Sebagaimana diketahui, pemerintahan baru di bawah Presiden Prabowo Subianto berencana untuk meningkatkan rasio pajak dari 13,5 persen saat ini menjadi 23 persen dari PDB pada tahun 2029.
OECD merekomendasikan beberapa langkah strategis untuk meningkatkan penerimaan pajak. Salah satunya adalah memperluas basis pajak, termasuk dengan menurunkan pendapatan tidak kena pajak (PTKP) dan ambang batas atas struktur tarif pajak. Selain itu, basis PPN perlu diperluas dengan menurunkan ambang batas registrasi wajib. “Penghindaran pajak masih sering terjadi di kalangan usaha dan individu berpenghasilan tinggi serta di sektor ekonomi informal,” jelas OECD.
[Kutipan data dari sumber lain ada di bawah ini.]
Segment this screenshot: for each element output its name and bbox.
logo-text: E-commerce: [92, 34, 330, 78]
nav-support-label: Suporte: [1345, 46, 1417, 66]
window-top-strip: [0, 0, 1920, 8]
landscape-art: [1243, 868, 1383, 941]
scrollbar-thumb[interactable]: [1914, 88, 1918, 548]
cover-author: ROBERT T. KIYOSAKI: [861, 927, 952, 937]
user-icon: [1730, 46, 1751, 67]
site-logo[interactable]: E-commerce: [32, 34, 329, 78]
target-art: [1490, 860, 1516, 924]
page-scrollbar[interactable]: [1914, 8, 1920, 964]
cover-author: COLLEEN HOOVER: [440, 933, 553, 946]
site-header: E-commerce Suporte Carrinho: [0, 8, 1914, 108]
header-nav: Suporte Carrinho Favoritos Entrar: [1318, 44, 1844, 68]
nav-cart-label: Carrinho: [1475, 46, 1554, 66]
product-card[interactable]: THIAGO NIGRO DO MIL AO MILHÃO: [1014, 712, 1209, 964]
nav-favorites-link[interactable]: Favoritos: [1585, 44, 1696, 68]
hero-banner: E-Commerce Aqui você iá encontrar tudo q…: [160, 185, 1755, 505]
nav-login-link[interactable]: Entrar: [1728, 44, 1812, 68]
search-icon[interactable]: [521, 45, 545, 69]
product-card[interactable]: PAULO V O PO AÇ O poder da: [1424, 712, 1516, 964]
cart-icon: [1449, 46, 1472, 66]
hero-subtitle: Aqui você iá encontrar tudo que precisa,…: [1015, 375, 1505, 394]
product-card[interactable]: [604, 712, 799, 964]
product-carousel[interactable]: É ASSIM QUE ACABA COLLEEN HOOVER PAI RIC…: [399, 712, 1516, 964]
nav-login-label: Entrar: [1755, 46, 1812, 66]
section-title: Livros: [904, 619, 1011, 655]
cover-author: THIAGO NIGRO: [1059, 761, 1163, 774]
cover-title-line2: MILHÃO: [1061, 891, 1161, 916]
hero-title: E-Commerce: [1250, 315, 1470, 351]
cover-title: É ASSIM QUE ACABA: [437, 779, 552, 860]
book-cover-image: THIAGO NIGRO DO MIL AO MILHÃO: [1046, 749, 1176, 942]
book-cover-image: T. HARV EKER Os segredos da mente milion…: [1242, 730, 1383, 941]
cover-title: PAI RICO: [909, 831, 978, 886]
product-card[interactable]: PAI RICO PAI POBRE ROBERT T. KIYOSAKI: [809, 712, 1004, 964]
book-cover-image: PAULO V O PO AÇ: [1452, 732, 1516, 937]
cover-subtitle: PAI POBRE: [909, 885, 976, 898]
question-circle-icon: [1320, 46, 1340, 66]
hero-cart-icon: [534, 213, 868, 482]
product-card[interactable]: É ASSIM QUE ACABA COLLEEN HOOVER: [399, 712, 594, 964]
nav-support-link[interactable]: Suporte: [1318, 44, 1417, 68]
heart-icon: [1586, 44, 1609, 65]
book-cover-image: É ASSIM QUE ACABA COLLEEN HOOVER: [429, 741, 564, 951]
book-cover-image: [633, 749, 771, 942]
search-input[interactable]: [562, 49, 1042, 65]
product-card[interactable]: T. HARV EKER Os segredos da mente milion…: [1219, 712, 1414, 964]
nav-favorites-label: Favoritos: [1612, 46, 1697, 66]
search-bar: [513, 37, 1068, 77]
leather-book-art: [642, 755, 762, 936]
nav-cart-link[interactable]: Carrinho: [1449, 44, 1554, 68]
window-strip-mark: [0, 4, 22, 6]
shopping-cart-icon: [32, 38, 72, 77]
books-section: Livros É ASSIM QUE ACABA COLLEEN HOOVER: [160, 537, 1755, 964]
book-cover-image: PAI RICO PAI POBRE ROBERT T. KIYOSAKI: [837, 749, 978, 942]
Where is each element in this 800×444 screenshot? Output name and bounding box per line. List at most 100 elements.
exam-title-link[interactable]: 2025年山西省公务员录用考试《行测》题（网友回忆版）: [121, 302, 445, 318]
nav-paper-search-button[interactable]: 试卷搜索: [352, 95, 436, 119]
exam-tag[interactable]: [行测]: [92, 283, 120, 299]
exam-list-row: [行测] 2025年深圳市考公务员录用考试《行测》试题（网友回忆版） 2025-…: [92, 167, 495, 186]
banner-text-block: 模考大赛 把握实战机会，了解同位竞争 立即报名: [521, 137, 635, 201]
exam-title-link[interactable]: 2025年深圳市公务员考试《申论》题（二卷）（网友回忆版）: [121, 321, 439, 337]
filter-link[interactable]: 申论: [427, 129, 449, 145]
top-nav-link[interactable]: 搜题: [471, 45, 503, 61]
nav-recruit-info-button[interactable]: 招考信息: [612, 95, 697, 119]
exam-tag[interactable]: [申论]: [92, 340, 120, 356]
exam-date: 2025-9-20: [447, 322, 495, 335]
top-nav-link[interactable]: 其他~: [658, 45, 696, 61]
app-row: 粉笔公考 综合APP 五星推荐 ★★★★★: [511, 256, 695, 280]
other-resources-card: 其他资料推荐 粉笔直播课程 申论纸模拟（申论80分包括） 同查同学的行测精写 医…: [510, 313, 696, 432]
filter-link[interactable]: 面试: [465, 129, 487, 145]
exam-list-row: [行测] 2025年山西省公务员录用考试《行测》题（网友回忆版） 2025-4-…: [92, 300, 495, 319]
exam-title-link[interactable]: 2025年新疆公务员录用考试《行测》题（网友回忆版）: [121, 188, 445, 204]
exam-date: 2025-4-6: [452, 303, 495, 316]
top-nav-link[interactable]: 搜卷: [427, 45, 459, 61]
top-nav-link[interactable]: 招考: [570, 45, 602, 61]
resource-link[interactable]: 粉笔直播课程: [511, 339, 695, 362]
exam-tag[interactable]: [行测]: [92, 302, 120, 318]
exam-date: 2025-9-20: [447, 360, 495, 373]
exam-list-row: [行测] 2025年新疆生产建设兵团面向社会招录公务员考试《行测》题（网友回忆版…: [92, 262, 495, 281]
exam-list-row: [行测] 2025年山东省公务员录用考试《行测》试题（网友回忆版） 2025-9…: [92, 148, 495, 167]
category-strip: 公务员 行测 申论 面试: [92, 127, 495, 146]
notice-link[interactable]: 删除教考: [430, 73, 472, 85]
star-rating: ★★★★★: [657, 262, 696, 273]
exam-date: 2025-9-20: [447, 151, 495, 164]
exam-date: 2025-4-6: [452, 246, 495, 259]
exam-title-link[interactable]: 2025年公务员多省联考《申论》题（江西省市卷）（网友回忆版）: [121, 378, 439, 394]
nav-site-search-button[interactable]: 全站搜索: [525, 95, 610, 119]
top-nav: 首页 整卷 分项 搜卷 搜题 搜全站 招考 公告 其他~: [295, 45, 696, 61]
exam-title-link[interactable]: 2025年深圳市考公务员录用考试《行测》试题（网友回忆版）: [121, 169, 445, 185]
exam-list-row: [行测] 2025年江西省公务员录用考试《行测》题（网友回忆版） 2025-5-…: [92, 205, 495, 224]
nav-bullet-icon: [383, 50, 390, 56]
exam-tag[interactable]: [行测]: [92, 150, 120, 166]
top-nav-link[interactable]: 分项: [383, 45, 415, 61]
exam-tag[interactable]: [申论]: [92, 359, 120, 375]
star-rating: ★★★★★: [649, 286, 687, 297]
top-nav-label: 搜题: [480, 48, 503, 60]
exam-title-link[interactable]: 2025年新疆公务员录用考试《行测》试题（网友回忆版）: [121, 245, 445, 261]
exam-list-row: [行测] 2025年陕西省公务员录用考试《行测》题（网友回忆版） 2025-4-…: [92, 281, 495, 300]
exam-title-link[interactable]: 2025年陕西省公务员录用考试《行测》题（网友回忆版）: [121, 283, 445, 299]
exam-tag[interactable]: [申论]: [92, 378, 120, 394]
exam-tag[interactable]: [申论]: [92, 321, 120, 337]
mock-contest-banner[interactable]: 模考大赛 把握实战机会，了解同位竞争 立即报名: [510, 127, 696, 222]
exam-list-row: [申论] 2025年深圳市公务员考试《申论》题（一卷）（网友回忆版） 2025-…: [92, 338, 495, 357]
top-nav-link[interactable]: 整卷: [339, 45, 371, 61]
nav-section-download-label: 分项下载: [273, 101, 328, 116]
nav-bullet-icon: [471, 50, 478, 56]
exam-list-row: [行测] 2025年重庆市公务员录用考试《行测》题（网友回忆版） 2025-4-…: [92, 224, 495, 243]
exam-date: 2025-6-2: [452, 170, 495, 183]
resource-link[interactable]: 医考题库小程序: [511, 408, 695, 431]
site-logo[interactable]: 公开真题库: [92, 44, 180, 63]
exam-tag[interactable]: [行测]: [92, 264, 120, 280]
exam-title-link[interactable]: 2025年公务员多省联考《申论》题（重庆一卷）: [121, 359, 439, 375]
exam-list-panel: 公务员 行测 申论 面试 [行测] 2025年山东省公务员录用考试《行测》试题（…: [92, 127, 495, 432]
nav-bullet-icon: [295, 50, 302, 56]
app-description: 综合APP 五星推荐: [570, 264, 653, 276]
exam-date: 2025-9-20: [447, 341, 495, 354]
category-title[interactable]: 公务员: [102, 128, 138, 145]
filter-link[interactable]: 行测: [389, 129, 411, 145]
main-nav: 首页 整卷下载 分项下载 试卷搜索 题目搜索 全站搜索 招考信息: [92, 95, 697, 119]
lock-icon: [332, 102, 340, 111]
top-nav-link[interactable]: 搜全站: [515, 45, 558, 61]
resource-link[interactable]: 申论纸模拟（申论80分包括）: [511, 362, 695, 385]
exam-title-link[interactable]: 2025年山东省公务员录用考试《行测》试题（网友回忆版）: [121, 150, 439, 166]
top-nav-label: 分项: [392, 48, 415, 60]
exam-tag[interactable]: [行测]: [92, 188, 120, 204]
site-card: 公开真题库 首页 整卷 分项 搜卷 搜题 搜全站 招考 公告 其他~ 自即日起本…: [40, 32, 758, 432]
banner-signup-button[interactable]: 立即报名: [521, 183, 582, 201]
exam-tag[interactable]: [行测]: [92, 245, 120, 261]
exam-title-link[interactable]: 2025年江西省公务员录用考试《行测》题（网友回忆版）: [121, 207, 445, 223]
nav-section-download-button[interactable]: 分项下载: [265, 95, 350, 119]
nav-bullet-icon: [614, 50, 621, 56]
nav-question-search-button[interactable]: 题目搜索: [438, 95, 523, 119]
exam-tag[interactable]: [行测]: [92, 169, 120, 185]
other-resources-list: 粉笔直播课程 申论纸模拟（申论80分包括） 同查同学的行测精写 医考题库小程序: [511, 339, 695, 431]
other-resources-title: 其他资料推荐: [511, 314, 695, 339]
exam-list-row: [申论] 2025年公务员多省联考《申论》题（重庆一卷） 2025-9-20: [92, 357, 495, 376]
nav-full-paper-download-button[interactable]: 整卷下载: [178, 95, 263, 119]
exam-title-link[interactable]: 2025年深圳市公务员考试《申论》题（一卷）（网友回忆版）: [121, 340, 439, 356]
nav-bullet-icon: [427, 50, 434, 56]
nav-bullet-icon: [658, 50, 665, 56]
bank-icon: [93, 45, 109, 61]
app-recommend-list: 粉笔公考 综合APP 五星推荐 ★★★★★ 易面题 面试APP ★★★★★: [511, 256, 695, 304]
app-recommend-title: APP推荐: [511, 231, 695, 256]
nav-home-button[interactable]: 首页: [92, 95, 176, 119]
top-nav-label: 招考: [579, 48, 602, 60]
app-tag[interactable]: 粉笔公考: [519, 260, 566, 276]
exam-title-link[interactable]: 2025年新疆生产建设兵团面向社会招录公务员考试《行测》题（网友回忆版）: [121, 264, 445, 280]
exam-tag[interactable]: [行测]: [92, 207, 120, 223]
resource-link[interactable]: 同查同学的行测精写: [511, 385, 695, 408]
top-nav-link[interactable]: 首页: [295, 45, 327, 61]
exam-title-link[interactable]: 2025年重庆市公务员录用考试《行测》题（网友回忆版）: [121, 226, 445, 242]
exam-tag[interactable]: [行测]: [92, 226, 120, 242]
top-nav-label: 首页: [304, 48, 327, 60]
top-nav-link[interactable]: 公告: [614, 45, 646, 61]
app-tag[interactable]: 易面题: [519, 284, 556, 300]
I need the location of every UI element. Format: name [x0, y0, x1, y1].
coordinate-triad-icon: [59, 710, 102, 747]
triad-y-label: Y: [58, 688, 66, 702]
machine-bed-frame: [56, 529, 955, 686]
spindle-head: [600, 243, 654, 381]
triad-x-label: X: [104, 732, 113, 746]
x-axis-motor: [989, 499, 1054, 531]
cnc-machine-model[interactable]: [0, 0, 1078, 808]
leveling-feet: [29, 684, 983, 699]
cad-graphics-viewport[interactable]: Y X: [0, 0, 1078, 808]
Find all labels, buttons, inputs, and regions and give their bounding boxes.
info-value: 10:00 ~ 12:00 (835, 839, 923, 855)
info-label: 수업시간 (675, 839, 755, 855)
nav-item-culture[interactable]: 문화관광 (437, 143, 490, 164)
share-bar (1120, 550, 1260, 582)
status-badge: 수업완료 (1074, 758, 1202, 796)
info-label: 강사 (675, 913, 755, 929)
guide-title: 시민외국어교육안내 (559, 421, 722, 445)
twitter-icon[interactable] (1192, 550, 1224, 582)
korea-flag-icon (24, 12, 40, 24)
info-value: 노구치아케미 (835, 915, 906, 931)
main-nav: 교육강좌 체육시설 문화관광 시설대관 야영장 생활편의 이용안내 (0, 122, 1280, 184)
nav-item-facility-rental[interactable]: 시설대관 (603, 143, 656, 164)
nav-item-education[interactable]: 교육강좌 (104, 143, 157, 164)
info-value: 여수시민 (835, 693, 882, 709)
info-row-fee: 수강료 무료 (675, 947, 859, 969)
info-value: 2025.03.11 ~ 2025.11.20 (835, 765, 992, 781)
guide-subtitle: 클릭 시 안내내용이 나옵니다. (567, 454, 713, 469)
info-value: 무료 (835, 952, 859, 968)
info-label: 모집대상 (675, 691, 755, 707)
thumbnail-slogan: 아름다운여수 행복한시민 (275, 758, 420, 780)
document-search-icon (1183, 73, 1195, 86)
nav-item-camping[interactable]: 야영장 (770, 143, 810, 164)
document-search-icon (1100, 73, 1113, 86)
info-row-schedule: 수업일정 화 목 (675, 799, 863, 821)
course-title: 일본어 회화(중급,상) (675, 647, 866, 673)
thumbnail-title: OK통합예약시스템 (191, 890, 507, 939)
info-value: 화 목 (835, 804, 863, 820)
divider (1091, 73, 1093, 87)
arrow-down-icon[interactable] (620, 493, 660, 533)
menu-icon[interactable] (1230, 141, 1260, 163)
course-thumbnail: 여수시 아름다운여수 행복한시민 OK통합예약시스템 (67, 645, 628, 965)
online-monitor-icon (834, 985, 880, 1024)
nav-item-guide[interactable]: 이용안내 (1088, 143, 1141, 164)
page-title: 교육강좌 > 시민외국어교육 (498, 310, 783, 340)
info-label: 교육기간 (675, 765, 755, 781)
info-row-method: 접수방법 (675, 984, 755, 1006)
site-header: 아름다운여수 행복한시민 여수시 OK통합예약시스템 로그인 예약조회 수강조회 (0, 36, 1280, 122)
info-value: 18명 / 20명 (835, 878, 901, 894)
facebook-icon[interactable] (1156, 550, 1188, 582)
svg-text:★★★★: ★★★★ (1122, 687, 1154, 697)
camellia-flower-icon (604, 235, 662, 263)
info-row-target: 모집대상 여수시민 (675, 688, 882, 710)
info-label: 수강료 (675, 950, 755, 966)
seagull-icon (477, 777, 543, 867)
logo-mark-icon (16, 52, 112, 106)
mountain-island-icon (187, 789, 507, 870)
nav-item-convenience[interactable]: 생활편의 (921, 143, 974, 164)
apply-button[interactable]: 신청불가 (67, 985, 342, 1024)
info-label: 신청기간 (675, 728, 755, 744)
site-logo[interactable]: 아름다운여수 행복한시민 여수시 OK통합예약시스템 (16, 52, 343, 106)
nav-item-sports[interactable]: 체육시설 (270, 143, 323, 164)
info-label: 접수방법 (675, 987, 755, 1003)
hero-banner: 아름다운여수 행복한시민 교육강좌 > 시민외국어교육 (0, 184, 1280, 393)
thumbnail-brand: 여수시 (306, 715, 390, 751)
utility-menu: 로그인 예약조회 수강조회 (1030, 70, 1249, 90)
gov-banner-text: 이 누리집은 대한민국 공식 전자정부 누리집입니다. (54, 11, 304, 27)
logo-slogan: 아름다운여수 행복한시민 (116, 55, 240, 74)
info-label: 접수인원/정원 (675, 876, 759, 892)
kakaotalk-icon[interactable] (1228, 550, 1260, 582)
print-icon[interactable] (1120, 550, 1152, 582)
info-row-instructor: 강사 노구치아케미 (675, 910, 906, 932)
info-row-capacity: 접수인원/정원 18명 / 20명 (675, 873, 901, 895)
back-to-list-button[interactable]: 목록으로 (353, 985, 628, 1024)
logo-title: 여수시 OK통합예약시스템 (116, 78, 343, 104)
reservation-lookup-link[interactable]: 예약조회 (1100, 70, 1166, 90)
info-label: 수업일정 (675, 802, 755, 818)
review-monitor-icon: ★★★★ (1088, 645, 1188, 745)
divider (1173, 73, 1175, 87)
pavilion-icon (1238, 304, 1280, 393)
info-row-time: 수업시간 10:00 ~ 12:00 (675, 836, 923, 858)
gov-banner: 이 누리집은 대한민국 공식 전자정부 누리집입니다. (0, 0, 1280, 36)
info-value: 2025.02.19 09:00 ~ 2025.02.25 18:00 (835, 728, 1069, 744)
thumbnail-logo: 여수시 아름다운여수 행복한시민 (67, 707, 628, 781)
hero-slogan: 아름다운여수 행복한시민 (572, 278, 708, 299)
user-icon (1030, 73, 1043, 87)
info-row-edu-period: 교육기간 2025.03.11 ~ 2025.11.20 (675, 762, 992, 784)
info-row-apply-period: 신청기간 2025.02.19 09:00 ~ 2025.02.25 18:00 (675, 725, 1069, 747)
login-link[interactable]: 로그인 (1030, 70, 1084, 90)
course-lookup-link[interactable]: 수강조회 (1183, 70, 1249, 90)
Digitalisasi dianggap sebagai langkah penting dalam pengumpulan pajak. OECD merekomendasikan penggunaan data pihak ketiga, pembuatan profil risiko secara otomatis, dan memastikan jumlah staf administrasi pajak memadai. Langkah ini diyakini mampu meningkatkan pengumpulan pajak secara efektif.
Terkait pajak karbon, OECD menyoroti bahwa pajak karbon baru-baru ini diperkenalkan melalui bursa karbon untuk pembangkit listrik tenaga uap, namun masih rendah dan terbatas. Untuk memperbaiki hal ini, OECD merekomendasikan perluasan pajak karbon ke sektor-sektor baru serta peningkatan tarif secara bertahap.
Di tingkat daerah, OECD menyarankan pemerintah untuk mengizinkan pemerintah lokal meningkatkan nilai appraisal properti hingga mencapai estimasi penuh dari harga pasar. “Tarif pajak properti, dan pendapatan yang dikumpulkan dari pajak tersebut, rendah dibandingkan dengan rata-rata ASEAN. Valuasi properti untuk keperluan pajak jauh di bawah harga pasar,” sebut laporan OECD.
OECD juga merekomendasikan agar cukai rokok dinaikkan dan diharmonisasikan untuk seluruh jenis produk, termasuk rokok kretek linting tangan. Menurut OECD, tarif cukai rokok dinaikkan pada tahun 2023 dan 2024, namun tetap rendah jika dibandingkan level internasional. Adapun, merokok masih menjadi tantangan kesehatan penting di Indonesia dan menimbulkan kerugian ekonomi yang besar.